The Facts:
Synopsis: Desperate to return home to his daughter in the final days of World War II, a German deserter finds himself caught in a battle against SS troops on a mission to uncover hidden gold.
Stars: Robert Maaser, Alexander Scheer, Marie Hacke, Jördis Triebel, Stephan Grossmann, Florian Schmidtke, Petra Zieser, Gisela Aderhold, Jochen Nickel, Simon Rupp, Roy McCrerey
Director: Peter Thorwarth
Rated: NR
Running Length: 100 minutes
TMMM Score: (8/10)
Review: As summer draws near, it’s not uncommon to find movies with similar themes competing for the attention of a target audience. From Deep Impact and Armageddon to Volcano and Dante’s Peak, studios have shown they aren’t willing to blink when standing behind their features and hoping their project will emerge victorious for box office totals. Making money is one thing, but it’s sticking in the mind of viewers that counts. Plenty of people remember Armageddon over its crashing comet rival, while I’m not sure if anyone is rushing to defend with Volcano or Dante’s Peak (tough call…I give the edge to Dante’s Peak, though, for the love of Linda Hamilton).
There’s a new face-off happening in 2023, albeit on a smaller scale, but it’s interesting to look at the similarities in subject matter between the two. After all, who could have predicted two riffs on the spaghetti western emerging from the foreign market set in the final days of WWII, pitting a gold-hungry evil Nazi SS squad against an opponent they initially underestimated? Barely a month after the gonzo glory of Finland’s Sisu zipped into theaters, another punchy action film is arriving on Netflix via Germany. While Blood & Gold may lay out a familiar mission, it goes about things in its original way.

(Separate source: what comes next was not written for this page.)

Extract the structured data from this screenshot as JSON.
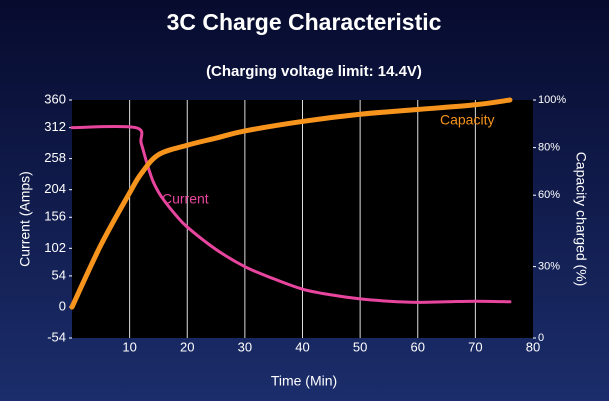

Strung up from a tree and cruelly left for dead by a group of Nazi soldiers led by von Starnfeld (Alexander Scheer), German deserter Heinrich’s (Robert Maaser, 1917) last thoughts are of his wife and son killed in the war and the young daughter he was trying to get back to. Before the lights can completely fade, he’s saved by Elsa (Marie Hacke), who lives on her family farm close by with brother Paule (Simon Rupp) while they wait for the war to cease and her fiancé to return.
As Elsa tends to Heinrich’s wounds, the Nazis continue toward a neighboring town they have targeted for a specific reason. They have intel that leads them to believe a significant stash of gold has been hidden, left behind by a Jewish family that the Nazi-sympathizing town leaders ousted before they were sent to the concentration camps. As the war concludes and allegiances are sketchy, amassing riches is the priority for the greedy, disfigured von Starnfeld and his wicked Sergeant (Roy McCrerey, All the Money in the World). There’s one problem; no one knows where the gold is. Or if they do (and they do), they aren’t going to give it up so easily.
The next ninety minutes of Stefan Barth’s twist-filled script has plenty of surprises for the viewer, with the unpredictable subplot of the missing gold being the frothy icing on top of this German chocolate cake. Whereas Sisu primarily showed how one man could take on many, director Peter Thorwarth keeps numerous plates spinning simultaneously as Nazis and corrupt townsfolk get what’s coming to them in gruesomely staged battles. Even more than Sisu, Blood & Gold draws much inspiration from the tone and style of Quentin Tarantino’s Inglorious Basterds without becoming an outright copy of what that much-cited film achieved.
A former stuntman, Maaser isn’t always the most compelling lead dramatically but does make for a solid knuckle-crunching action star, and that’s what he’s called on most to do. The dramatic heft of the movie rests with Hacke as a woman who survived the war, saw further trauma, and isn’t about to let these Nazi infiltrators make off with any reward for their crimes. Balancing hard-edged action with sensitivity keeps her performance and others around her grounded most splendidly. Several supporting characters that fill out the town are either comically arch or mustache-twirlingly evil – and both approaches work for the mood.
Thorwarth’s last film was the deliriously good and impressively cinematic Blood Red Sky which could have quickly been released in theaters. That vampire on a plane movie kept building and building to a gnashing, gnawing frenzy, almost to the point where it was too much to take without standing up and pacing around (maybe it was good to watch it at home, after all?). Still, Blood & Gold takes a more metered approach to its suspense and lets things rise at a more natural boil. It manages to peak at the right moments, and while I thought it had one or two more endings than it needed, it’s impossible to leave unsatisfied.